Uau, eu disse, vamos comprar até uma galochinha para nosso futuro filho, que veio a ser você, piá. Eu suportando insultos e bombas na greve, lá foi sua mãe ao apê do compadre, na Minas Gerais.
Servindo uísque, o compadre disse que ia se mudar no dia seguinte para Curitiba, para lá comandar uma rede secreta de robôs disparadores de zaps fakes.
O terceiro uísque
Depois de se vangloriar de passar o dia ofendendo desempregados famintos numa rede social - vagabundos sem ter o que fazer ficam só no celular postando besteiras, disse -, ordenou à sua mãe que ela tirasse a roupa.
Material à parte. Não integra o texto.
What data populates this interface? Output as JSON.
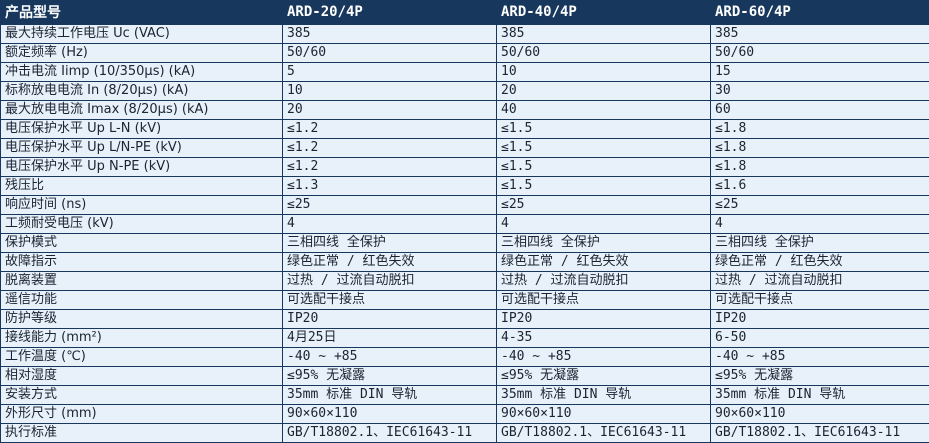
{
  "colors": {
    "header_bg": "#17375d",
    "cell_bg": "#e8f0f9",
    "border": "#17375d",
    "header_text": "#ffffff",
    "cell_text": "#1a2433"
  },
  "table": {
    "header": [
      "产品型号",
      "ARD-20/4P",
      "ARD-40/4P",
      "ARD-60/4P"
    ],
    "rows": [
      {
        "label": "最大持续工作电压 Uc (VAC)",
        "values": [
          "385",
          "385",
          "385"
        ]
      },
      {
        "label": "额定频率 (Hz)",
        "values": [
          "50/60",
          "50/60",
          "50/60"
        ]
      },
      {
        "label": "冲击电流 Iimp (10/350μs) (kA)",
        "values": [
          "5",
          "10",
          "15"
        ]
      },
      {
        "label": "标称放电电流 In (8/20μs) (kA)",
        "values": [
          "10",
          "20",
          "30"
        ]
      },
      {
        "label": "最大放电电流 Imax (8/20μs) (kA)",
        "values": [
          "20",
          "40",
          "60"
        ]
      },
      {
        "label": "电压保护水平 Up L-N (kV)",
        "values": [
          "≤1.2",
          "≤1.5",
          "≤1.8"
        ]
      },
      {
        "label": "电压保护水平 Up L/N-PE (kV)",
        "values": [
          "≤1.2",
          "≤1.5",
          "≤1.8"
        ]
      },
      {
        "label": "电压保护水平 Up N-PE (kV)",
        "values": [
          "≤1.2",
          "≤1.5",
          "≤1.8"
        ]
      },
      {
        "label": "残压比",
        "values": [
          "≤1.3",
          "≤1.5",
          "≤1.6"
        ]
      },
      {
        "label": "响应时间 (ns)",
        "values": [
          "≤25",
          "≤25",
          "≤25"
        ]
      },
      {
        "label": "工频耐受电压 (kV)",
        "values": [
          "4",
          "4",
          "4"
        ]
      },
      {
        "label": "保护模式",
        "values": [
          "三相四线 全保护",
          "三相四线 全保护",
          "三相四线 全保护"
        ]
      },
      {
        "label": "故障指示",
        "values": [
          "绿色正常 / 红色失效",
          "绿色正常 / 红色失效",
          "绿色正常 / 红色失效"
        ]
      },
      {
        "label": "脱离装置",
        "values": [
          "过热 / 过流自动脱扣",
          "过热 / 过流自动脱扣",
          "过热 / 过流自动脱扣"
        ]
      },
      {
        "label": "遥信功能",
        "values": [
          "可选配干接点",
          "可选配干接点",
          "可选配干接点"
        ]
      },
      {
        "label": "防护等级",
        "values": [
          "IP20",
          "IP20",
          "IP20"
        ]
      },
      {
        "label": "接线能力 (mm²)",
        "values": [
          "4月25日",
          "4-35",
          "6-50"
        ]
      },
      {
        "label": "工作温度 (℃)",
        "values": [
          "-40 ~ +85",
          "-40 ~ +85",
          "-40 ~ +85"
        ]
      },
      {
        "label": "相对湿度",
        "values": [
          "≤95% 无凝露",
          "≤95% 无凝露",
          "≤95% 无凝露"
        ]
      },
      {
        "label": "安装方式",
        "values": [
          "35mm 标准 DIN 导轨",
          "35mm 标准 DIN 导轨",
          "35mm 标准 DIN 导轨"
        ]
      },
      {
        "label": "外形尺寸 (mm)",
        "values": [
          "90×60×110",
          "90×60×110",
          "90×60×110"
        ]
      },
      {
        "label": "执行标准",
        "values": [
          "GB/T18802.1、IEC61643-11",
          "GB/T18802.1、IEC61643-11",
          "GB/T18802.1、IEC61643-11"
        ]
      }
    ]
  }
}
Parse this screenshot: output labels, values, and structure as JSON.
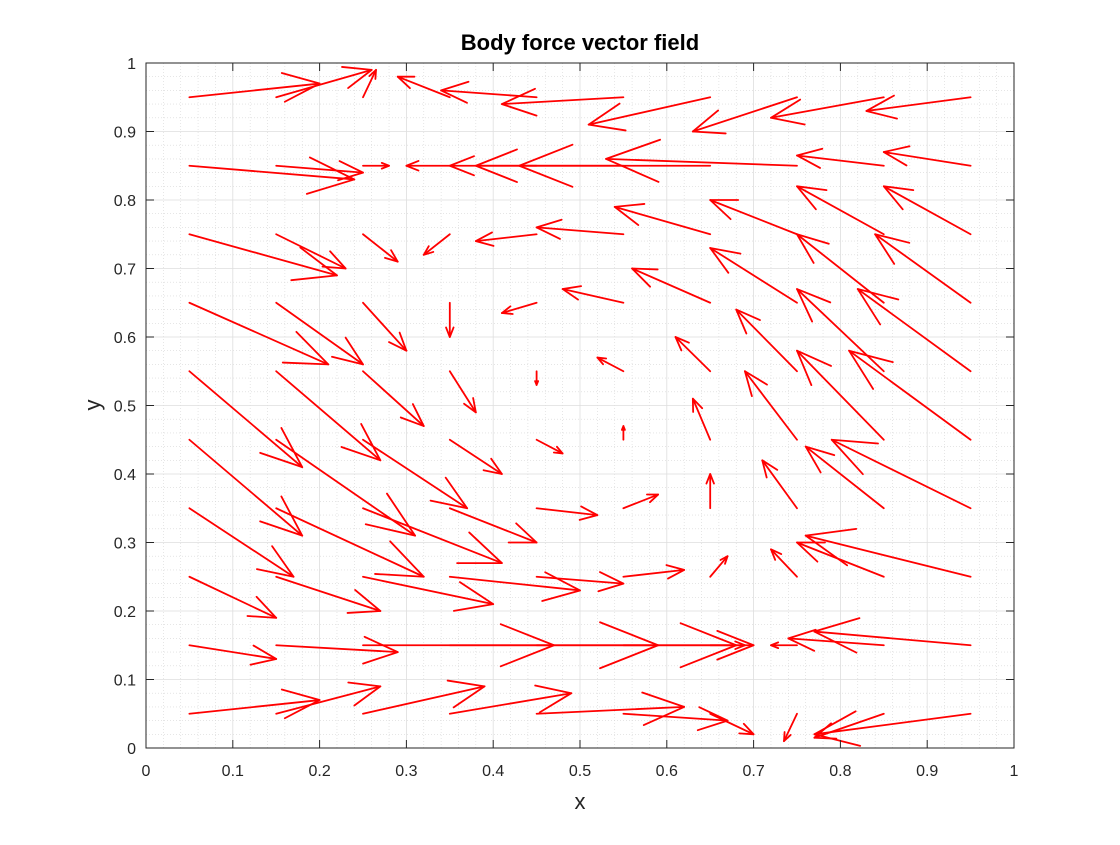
{
  "chart_data": {
    "type": "quiver",
    "title": "Body force vector field",
    "xlabel": "x",
    "ylabel": "y",
    "xlim": [
      0,
      1
    ],
    "ylim": [
      0,
      1
    ],
    "xticks": [
      0,
      0.1,
      0.2,
      0.3,
      0.4,
      0.5,
      0.6,
      0.7,
      0.8,
      0.9,
      1
    ],
    "yticks": [
      0,
      0.1,
      0.2,
      0.3,
      0.4,
      0.5,
      0.6,
      0.7,
      0.8,
      0.9,
      1
    ],
    "xtick_labels": [
      "0",
      "0.1",
      "0.2",
      "0.3",
      "0.4",
      "0.5",
      "0.6",
      "0.7",
      "0.8",
      "0.9",
      "1"
    ],
    "ytick_labels": [
      "0",
      "0.1",
      "0.2",
      "0.3",
      "0.4",
      "0.5",
      "0.6",
      "0.7",
      "0.8",
      "0.9",
      "1"
    ],
    "grid": "major and minor",
    "arrow_color": "#ff0000",
    "grid_x": [
      0.05,
      0.15,
      0.25,
      0.35,
      0.45,
      0.55,
      0.65,
      0.75,
      0.85,
      0.95
    ],
    "grid_y": [
      0.05,
      0.15,
      0.25,
      0.35,
      0.45,
      0.55,
      0.65,
      0.75,
      0.85,
      0.95
    ],
    "vectors": [
      {
        "x": 0.05,
        "y": 0.05,
        "u": 0.15,
        "v": 0.02
      },
      {
        "x": 0.15,
        "y": 0.05,
        "u": 0.12,
        "v": 0.04
      },
      {
        "x": 0.25,
        "y": 0.05,
        "u": 0.14,
        "v": 0.04
      },
      {
        "x": 0.35,
        "y": 0.05,
        "u": 0.14,
        "v": 0.03
      },
      {
        "x": 0.45,
        "y": 0.05,
        "u": 0.17,
        "v": 0.01
      },
      {
        "x": 0.55,
        "y": 0.05,
        "u": 0.12,
        "v": -0.01
      },
      {
        "x": 0.65,
        "y": 0.05,
        "u": 0.05,
        "v": -0.03
      },
      {
        "x": 0.75,
        "y": 0.05,
        "u": -0.015,
        "v": -0.04
      },
      {
        "x": 0.85,
        "y": 0.05,
        "u": -0.08,
        "v": -0.035
      },
      {
        "x": 0.95,
        "y": 0.05,
        "u": -0.18,
        "v": -0.03
      },
      {
        "x": 0.05,
        "y": 0.15,
        "u": 0.1,
        "v": -0.02
      },
      {
        "x": 0.15,
        "y": 0.15,
        "u": 0.14,
        "v": -0.01
      },
      {
        "x": 0.25,
        "y": 0.15,
        "u": 0.22,
        "v": 0.0
      },
      {
        "x": 0.35,
        "y": 0.15,
        "u": 0.24,
        "v": 0.0
      },
      {
        "x": 0.45,
        "y": 0.15,
        "u": 0.23,
        "v": 0.0
      },
      {
        "x": 0.55,
        "y": 0.15,
        "u": 0.15,
        "v": 0.0
      },
      {
        "x": 0.65,
        "y": 0.15,
        "u": 0.04,
        "v": 0.0
      },
      {
        "x": 0.75,
        "y": 0.15,
        "u": -0.03,
        "v": 0.0
      },
      {
        "x": 0.85,
        "y": 0.15,
        "u": -0.11,
        "v": 0.01
      },
      {
        "x": 0.95,
        "y": 0.15,
        "u": -0.18,
        "v": 0.02
      },
      {
        "x": 0.05,
        "y": 0.25,
        "u": 0.1,
        "v": -0.06
      },
      {
        "x": 0.15,
        "y": 0.25,
        "u": 0.12,
        "v": -0.05
      },
      {
        "x": 0.25,
        "y": 0.25,
        "u": 0.15,
        "v": -0.04
      },
      {
        "x": 0.35,
        "y": 0.25,
        "u": 0.15,
        "v": -0.02
      },
      {
        "x": 0.45,
        "y": 0.25,
        "u": 0.1,
        "v": -0.01
      },
      {
        "x": 0.55,
        "y": 0.25,
        "u": 0.07,
        "v": 0.01
      },
      {
        "x": 0.65,
        "y": 0.25,
        "u": 0.02,
        "v": 0.03
      },
      {
        "x": 0.75,
        "y": 0.25,
        "u": -0.03,
        "v": 0.04
      },
      {
        "x": 0.85,
        "y": 0.25,
        "u": -0.1,
        "v": 0.05
      },
      {
        "x": 0.95,
        "y": 0.25,
        "u": -0.19,
        "v": 0.06
      },
      {
        "x": 0.05,
        "y": 0.35,
        "u": 0.12,
        "v": -0.1
      },
      {
        "x": 0.15,
        "y": 0.35,
        "u": 0.17,
        "v": -0.1
      },
      {
        "x": 0.25,
        "y": 0.35,
        "u": 0.16,
        "v": -0.08
      },
      {
        "x": 0.35,
        "y": 0.35,
        "u": 0.1,
        "v": -0.05
      },
      {
        "x": 0.45,
        "y": 0.35,
        "u": 0.07,
        "v": -0.01
      },
      {
        "x": 0.55,
        "y": 0.35,
        "u": 0.04,
        "v": 0.02
      },
      {
        "x": 0.65,
        "y": 0.35,
        "u": 0.0,
        "v": 0.05
      },
      {
        "x": 0.75,
        "y": 0.35,
        "u": -0.04,
        "v": 0.07
      },
      {
        "x": 0.85,
        "y": 0.35,
        "u": -0.09,
        "v": 0.09
      },
      {
        "x": 0.95,
        "y": 0.35,
        "u": -0.16,
        "v": 0.1
      },
      {
        "x": 0.05,
        "y": 0.45,
        "u": 0.13,
        "v": -0.14
      },
      {
        "x": 0.15,
        "y": 0.45,
        "u": 0.16,
        "v": -0.14
      },
      {
        "x": 0.25,
        "y": 0.45,
        "u": 0.12,
        "v": -0.1
      },
      {
        "x": 0.35,
        "y": 0.45,
        "u": 0.06,
        "v": -0.05
      },
      {
        "x": 0.45,
        "y": 0.45,
        "u": 0.03,
        "v": -0.02
      },
      {
        "x": 0.55,
        "y": 0.45,
        "u": 0.0,
        "v": 0.02
      },
      {
        "x": 0.65,
        "y": 0.45,
        "u": -0.02,
        "v": 0.06
      },
      {
        "x": 0.75,
        "y": 0.45,
        "u": -0.06,
        "v": 0.1
      },
      {
        "x": 0.85,
        "y": 0.45,
        "u": -0.1,
        "v": 0.13
      },
      {
        "x": 0.95,
        "y": 0.45,
        "u": -0.14,
        "v": 0.13
      },
      {
        "x": 0.05,
        "y": 0.55,
        "u": 0.13,
        "v": -0.14
      },
      {
        "x": 0.15,
        "y": 0.55,
        "u": 0.12,
        "v": -0.13
      },
      {
        "x": 0.25,
        "y": 0.55,
        "u": 0.07,
        "v": -0.08
      },
      {
        "x": 0.35,
        "y": 0.55,
        "u": 0.03,
        "v": -0.06
      },
      {
        "x": 0.45,
        "y": 0.55,
        "u": 0.0,
        "v": -0.02
      },
      {
        "x": 0.55,
        "y": 0.55,
        "u": -0.03,
        "v": 0.02
      },
      {
        "x": 0.65,
        "y": 0.55,
        "u": -0.04,
        "v": 0.05
      },
      {
        "x": 0.75,
        "y": 0.55,
        "u": -0.07,
        "v": 0.09
      },
      {
        "x": 0.85,
        "y": 0.55,
        "u": -0.1,
        "v": 0.12
      },
      {
        "x": 0.95,
        "y": 0.55,
        "u": -0.13,
        "v": 0.12
      },
      {
        "x": 0.05,
        "y": 0.65,
        "u": 0.16,
        "v": -0.09
      },
      {
        "x": 0.15,
        "y": 0.65,
        "u": 0.1,
        "v": -0.09
      },
      {
        "x": 0.25,
        "y": 0.65,
        "u": 0.05,
        "v": -0.07
      },
      {
        "x": 0.35,
        "y": 0.65,
        "u": 0.0,
        "v": -0.05
      },
      {
        "x": 0.45,
        "y": 0.65,
        "u": -0.04,
        "v": -0.015
      },
      {
        "x": 0.55,
        "y": 0.65,
        "u": -0.07,
        "v": 0.02
      },
      {
        "x": 0.65,
        "y": 0.65,
        "u": -0.09,
        "v": 0.05
      },
      {
        "x": 0.75,
        "y": 0.65,
        "u": -0.1,
        "v": 0.08
      },
      {
        "x": 0.85,
        "y": 0.65,
        "u": -0.1,
        "v": 0.1
      },
      {
        "x": 0.95,
        "y": 0.65,
        "u": -0.11,
        "v": 0.1
      },
      {
        "x": 0.05,
        "y": 0.75,
        "u": 0.17,
        "v": -0.06
      },
      {
        "x": 0.15,
        "y": 0.75,
        "u": 0.08,
        "v": -0.05
      },
      {
        "x": 0.25,
        "y": 0.75,
        "u": 0.04,
        "v": -0.04
      },
      {
        "x": 0.35,
        "y": 0.75,
        "u": -0.03,
        "v": -0.03
      },
      {
        "x": 0.45,
        "y": 0.75,
        "u": -0.07,
        "v": -0.01
      },
      {
        "x": 0.55,
        "y": 0.75,
        "u": -0.1,
        "v": 0.01
      },
      {
        "x": 0.65,
        "y": 0.75,
        "u": -0.11,
        "v": 0.04
      },
      {
        "x": 0.75,
        "y": 0.75,
        "u": -0.1,
        "v": 0.05
      },
      {
        "x": 0.85,
        "y": 0.75,
        "u": -0.1,
        "v": 0.07
      },
      {
        "x": 0.95,
        "y": 0.75,
        "u": -0.1,
        "v": 0.07
      },
      {
        "x": 0.05,
        "y": 0.85,
        "u": 0.19,
        "v": -0.02
      },
      {
        "x": 0.15,
        "y": 0.85,
        "u": 0.1,
        "v": -0.01
      },
      {
        "x": 0.25,
        "y": 0.85,
        "u": 0.03,
        "v": 0.0
      },
      {
        "x": 0.35,
        "y": 0.85,
        "u": -0.05,
        "v": 0.0
      },
      {
        "x": 0.45,
        "y": 0.85,
        "u": -0.1,
        "v": 0.0
      },
      {
        "x": 0.55,
        "y": 0.85,
        "u": -0.17,
        "v": 0.0
      },
      {
        "x": 0.65,
        "y": 0.85,
        "u": -0.22,
        "v": 0.0
      },
      {
        "x": 0.75,
        "y": 0.85,
        "u": -0.22,
        "v": 0.01
      },
      {
        "x": 0.85,
        "y": 0.85,
        "u": -0.1,
        "v": 0.015
      },
      {
        "x": 0.95,
        "y": 0.85,
        "u": -0.1,
        "v": 0.02
      },
      {
        "x": 0.05,
        "y": 0.95,
        "u": 0.15,
        "v": 0.02
      },
      {
        "x": 0.15,
        "y": 0.95,
        "u": 0.11,
        "v": 0.04
      },
      {
        "x": 0.25,
        "y": 0.95,
        "u": 0.015,
        "v": 0.04
      },
      {
        "x": 0.35,
        "y": 0.95,
        "u": -0.06,
        "v": 0.03
      },
      {
        "x": 0.45,
        "y": 0.95,
        "u": -0.11,
        "v": 0.01
      },
      {
        "x": 0.55,
        "y": 0.95,
        "u": -0.14,
        "v": -0.01
      },
      {
        "x": 0.65,
        "y": 0.95,
        "u": -0.14,
        "v": -0.04
      },
      {
        "x": 0.75,
        "y": 0.95,
        "u": -0.12,
        "v": -0.05
      },
      {
        "x": 0.85,
        "y": 0.95,
        "u": -0.13,
        "v": -0.03
      },
      {
        "x": 0.95,
        "y": 0.95,
        "u": -0.12,
        "v": -0.02
      }
    ]
  }
}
E eu levando cusparadas de haters e reaças na greve em Curita. Ah, se eu estivesse em Cascavel!
Fechaspas disse, depois do terceiro uísque, que a galocha antiCovid cobria todo o corpo e era invisível. Por toque deslizante lateral, uma abertura seria ziperada na boca para comer, beber e logo fechar. Tinha filtros no nariz e a mesma abertura da boca sob as roupas íntimas, para as necessidades da vida.
- Galocha-roupa invisível, compadre?
- Do melhor tecido transparente encontrável no mercado. Aí é só você pôr a roupa normal por cima e não precisará mais usar essa máscara cafona que esconde tua beleza polaca de Miss Soja.
- Mas compadre, que ridículo! O Andersen vai te processar por plágio. Esse é o velho truque do rei nu...
- Nada disso. Este é o truque da rainha nua, minha rainha?
Soco na cara
Antes que eu voltasse da greve, o compadre enlouqueceu. Partiu ligeiro para Curitiba e virou o sábio da gruta. Ganhei a quina da Mega Sena com os palpites dele e fui à caverna do farsante para me despedir até nunca mais. Esmurrei a cara dele, voltei a Cascavel, embarquei na máquina do tempo inventada por tua mãe e pulei de 2021 para 2036, escapando da polícia e daquele passado de horrores.
Pena que não poderei mais te ver, meu filho, porque o médico, Dr. Couto, me desaconselhou de voar para o futuro. E como não se volta ao passado sem sequelas fatais, você não poderá mais voltar do futuro. Só nos resta rever as fotografias antigas de Cascavel via Túnel do Tempo.
Ah, a greve teve um ótimo resultado. O governador não cedeu, mas dei com raiva um murro na cara de um negacionista. Peguei gosto nessa mania de dar murros. Dá cadeia mas é relaxante. Na delegacia eu neguei ter dado o soco, mas não deu para negar os honorários do advogado.
Antigamente éramos assim, filho. Falsos pra mais de quilômetro e tudo dava prejuízo. Feliz futuro!